The problem it that this implementation runs into a memory limit error. Moreover, my computer just freezes if the input is 30 distinct 6-, 7-digit integers. I am pretty sure there is nothing wrong with my algorithm and the only problem my poor algorithm implementation experience and C++ knowledge.

Answer 1

The problem is actually with your algorithm, not with your C++ code. The time complexity of your solution is \$O(2^n \times \text{polynomial}(n))\$, which is too much for the given constraints.

You can use the meet-in-the-middle technique to make it \$O(2^{(n/2)} \times \text{polynomial}(n))\$, which is good enough.

The idea is as follows:

1. Let's split the array into two even parts (almost even if n is odd).
2. Let's generate all sums in the first in and in the second part and store them in vectors as and bs.

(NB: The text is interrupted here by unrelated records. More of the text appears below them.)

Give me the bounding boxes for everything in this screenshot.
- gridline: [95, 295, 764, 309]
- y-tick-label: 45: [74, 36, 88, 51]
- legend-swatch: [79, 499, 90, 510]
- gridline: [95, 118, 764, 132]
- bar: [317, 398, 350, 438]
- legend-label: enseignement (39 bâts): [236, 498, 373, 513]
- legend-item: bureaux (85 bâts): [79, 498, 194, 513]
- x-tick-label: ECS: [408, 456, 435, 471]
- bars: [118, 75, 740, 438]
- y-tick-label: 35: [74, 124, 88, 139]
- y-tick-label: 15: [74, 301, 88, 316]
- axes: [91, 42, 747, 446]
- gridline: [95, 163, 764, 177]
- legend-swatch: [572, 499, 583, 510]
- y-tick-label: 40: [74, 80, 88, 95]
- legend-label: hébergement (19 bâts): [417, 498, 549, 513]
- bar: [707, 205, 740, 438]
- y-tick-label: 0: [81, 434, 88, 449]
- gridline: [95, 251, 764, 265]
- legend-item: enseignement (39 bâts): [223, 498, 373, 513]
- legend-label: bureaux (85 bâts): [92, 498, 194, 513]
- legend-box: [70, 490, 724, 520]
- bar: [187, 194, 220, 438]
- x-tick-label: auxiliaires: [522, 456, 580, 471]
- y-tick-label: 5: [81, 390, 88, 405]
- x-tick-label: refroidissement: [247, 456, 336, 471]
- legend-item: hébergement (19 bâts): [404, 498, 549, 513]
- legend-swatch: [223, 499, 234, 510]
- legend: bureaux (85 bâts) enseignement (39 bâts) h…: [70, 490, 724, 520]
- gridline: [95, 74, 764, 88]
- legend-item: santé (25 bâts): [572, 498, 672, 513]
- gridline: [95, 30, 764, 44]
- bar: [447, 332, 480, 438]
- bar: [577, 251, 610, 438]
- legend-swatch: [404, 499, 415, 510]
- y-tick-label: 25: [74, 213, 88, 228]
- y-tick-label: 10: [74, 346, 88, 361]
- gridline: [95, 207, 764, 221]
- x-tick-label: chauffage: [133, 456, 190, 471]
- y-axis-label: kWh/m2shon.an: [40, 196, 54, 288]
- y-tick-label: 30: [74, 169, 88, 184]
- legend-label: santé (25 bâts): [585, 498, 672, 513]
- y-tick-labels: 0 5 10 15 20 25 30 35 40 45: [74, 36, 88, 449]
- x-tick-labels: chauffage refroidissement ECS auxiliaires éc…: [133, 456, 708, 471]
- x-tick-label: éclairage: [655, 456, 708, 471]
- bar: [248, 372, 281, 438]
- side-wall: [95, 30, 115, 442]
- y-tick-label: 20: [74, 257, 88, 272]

This part requires \$O(2^{(n/2)})\$.
3. Now the problem is simpler: given two vectors A and B, compute the number of pairs of valid indices i and j such that as[i] + bs[j] <= S for a given value of S.

4. Let's sort bs and iterate over as. As bs is increasing, all valid elements of bs for a given element a from as are in some prefix of B. We can find its size as std::upper_bound(bs.begin(), bs.end(), a) - bs.begin()
   That is, this part of this solution looks like:

   for (const auto& a : as) {
       result += std::upper_bound(bs.begin(), bs.end(), a) - bs.begin();
   }
   

The total time complexity is \$O(2^{(n/2)} \times \log(2^{(n/2)}) = O(2^{(n/2)} \times n)\$.